The Collar City Ramble is a long time coming, but we are seeing the light at the end of the tunnel
Troy originally received $4M in funding for a riverfront trail. Funds covered acquiring easements along the riverbank for over three miles of trail. The project hit snags when some owners refused to sell. Delay added to delay, and the project was sidelined.
Three years ago, Transport Troy responded to walkers and cyclists who wanted a better trail. We lobbied Troy to continue work on the path.
Only one grant survived, for $1.4M. Working with the administration and City Council, Troy bonded for the local match ($3-400T) and started discussions with NYSDOT.
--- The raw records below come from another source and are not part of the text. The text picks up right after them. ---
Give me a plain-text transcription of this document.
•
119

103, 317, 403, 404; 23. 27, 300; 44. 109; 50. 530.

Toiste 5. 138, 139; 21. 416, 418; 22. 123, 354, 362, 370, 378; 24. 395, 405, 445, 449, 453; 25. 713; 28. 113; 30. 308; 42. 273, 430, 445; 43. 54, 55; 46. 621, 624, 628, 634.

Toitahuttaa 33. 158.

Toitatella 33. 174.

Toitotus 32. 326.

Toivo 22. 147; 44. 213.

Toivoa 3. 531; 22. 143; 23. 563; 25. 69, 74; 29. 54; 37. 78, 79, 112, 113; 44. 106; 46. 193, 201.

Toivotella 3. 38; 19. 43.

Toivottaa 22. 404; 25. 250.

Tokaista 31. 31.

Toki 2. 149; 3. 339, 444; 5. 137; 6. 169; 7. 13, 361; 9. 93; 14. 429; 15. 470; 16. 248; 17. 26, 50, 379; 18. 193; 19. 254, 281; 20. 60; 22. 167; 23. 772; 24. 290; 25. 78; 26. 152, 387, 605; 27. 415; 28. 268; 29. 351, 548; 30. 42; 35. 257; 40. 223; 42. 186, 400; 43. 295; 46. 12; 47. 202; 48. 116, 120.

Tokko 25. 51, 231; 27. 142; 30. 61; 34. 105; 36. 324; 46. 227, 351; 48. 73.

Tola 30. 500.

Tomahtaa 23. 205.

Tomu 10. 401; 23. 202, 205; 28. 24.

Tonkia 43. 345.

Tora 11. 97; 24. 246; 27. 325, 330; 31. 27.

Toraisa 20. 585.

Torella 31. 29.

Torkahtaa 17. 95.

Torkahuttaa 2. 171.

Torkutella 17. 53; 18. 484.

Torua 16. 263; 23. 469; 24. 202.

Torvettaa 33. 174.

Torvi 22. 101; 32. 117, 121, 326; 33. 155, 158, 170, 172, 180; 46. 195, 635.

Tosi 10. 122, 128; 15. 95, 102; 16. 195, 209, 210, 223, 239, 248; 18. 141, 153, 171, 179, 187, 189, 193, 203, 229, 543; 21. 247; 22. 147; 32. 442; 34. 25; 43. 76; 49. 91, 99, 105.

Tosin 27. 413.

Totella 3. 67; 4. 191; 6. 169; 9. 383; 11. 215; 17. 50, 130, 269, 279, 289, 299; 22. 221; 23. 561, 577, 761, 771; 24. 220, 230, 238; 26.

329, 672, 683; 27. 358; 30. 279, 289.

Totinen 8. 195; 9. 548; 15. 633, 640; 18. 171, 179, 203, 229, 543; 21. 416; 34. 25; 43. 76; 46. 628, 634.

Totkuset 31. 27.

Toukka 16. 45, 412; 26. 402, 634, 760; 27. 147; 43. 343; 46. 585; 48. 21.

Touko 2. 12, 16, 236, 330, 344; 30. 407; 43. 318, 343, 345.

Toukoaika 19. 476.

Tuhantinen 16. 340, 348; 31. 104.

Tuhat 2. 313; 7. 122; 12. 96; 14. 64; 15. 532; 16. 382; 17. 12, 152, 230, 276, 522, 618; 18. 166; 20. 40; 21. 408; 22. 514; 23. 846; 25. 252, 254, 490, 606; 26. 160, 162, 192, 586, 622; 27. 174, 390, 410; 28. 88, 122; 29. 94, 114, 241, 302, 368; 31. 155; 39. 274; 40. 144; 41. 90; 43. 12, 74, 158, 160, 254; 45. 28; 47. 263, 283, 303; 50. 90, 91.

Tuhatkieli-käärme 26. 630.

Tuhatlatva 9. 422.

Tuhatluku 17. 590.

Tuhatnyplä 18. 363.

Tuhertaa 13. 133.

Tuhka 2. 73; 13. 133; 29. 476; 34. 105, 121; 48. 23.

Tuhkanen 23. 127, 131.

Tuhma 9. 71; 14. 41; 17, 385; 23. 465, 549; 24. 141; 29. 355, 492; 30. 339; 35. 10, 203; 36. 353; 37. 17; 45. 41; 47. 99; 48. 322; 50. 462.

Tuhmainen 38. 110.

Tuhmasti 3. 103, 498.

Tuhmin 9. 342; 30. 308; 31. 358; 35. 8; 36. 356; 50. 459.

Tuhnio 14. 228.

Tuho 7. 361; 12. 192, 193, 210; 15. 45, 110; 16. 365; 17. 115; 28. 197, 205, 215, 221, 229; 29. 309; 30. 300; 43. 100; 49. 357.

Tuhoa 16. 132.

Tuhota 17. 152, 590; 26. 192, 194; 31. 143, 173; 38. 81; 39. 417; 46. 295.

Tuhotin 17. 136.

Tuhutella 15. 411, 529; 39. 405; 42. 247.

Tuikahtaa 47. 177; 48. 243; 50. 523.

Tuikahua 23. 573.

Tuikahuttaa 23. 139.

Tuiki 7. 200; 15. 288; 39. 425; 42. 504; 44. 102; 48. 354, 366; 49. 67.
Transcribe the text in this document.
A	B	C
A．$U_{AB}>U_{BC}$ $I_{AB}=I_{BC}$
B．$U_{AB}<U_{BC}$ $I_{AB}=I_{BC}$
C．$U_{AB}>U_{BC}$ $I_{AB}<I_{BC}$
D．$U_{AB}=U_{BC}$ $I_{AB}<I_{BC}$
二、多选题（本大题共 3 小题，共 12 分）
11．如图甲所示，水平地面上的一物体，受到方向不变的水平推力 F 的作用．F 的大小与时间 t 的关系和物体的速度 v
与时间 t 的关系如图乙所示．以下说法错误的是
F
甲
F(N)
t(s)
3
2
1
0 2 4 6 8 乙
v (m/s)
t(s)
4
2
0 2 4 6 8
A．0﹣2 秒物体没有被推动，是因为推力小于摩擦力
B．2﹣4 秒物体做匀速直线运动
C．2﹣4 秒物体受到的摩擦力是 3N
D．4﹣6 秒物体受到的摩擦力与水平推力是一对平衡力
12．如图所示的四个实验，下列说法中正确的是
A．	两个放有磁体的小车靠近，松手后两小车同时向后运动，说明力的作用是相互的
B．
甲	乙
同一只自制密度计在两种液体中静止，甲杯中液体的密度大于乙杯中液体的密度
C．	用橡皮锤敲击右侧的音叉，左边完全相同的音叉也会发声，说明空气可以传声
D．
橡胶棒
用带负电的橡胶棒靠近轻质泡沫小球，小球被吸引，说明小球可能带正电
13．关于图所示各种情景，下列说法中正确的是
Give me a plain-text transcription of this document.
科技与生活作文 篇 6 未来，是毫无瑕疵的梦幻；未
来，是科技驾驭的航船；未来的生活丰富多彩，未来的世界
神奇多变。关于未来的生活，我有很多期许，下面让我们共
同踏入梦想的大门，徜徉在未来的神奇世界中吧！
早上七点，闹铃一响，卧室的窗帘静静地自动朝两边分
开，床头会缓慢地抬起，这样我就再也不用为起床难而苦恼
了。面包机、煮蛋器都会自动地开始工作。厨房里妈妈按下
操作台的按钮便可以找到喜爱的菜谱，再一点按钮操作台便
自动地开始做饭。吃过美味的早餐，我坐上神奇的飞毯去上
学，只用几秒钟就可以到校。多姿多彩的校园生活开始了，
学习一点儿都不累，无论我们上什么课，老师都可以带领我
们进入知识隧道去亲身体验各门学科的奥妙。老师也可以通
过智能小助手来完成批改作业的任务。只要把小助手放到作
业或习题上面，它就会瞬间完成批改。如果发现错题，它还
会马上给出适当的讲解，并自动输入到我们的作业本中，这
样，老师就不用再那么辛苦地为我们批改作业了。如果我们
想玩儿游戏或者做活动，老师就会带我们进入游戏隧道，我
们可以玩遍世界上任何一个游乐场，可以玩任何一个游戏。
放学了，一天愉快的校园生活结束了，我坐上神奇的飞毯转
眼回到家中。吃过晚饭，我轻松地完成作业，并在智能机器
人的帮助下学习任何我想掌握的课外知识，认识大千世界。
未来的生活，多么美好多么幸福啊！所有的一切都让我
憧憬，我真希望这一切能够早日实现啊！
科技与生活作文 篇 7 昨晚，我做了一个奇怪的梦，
Discussions took a lot longer than we expected. While funds were bonded in June 2014, we did not get final notice that the grant was viable until August 2015. A design firm has been selected, and construction is expected to start in Spring of 2016 and be completed by fall.
The new path will be much simpler: 3 1/2 miles of trail along city streets. Mostly it will be shared use markings (sharrows) with some bike lanes marked off. With a smaller budget, and having waited so long, we are eager to show DOT that Troy makes good on its promises.
Besides, we are looking to the future. In a couple years’ time, we will have the South Troy Industrial Road connecting Main St. to Adams, with only three intersections. We have discussed separate bike lanes with the Planning Department, and with your support will have a much safer way to bike to Albany.
To Albany, you say? Well, yes. The trail will connect the Uncle Sam Bike Trail, which comes from Oil Mill Hill Rd. at the northern tip of Troy down to Middleburg, with the Menands Bridge. As you may know, a few years ago DOT brought bike lanes across the bridge from the Menands Bike Trail leading to Albany. Or, if you are in South Troy, you can bike the scenic route to Watervliet by crossing the bridge and heading north to the rainbow-painted chimney of Passonno Paints.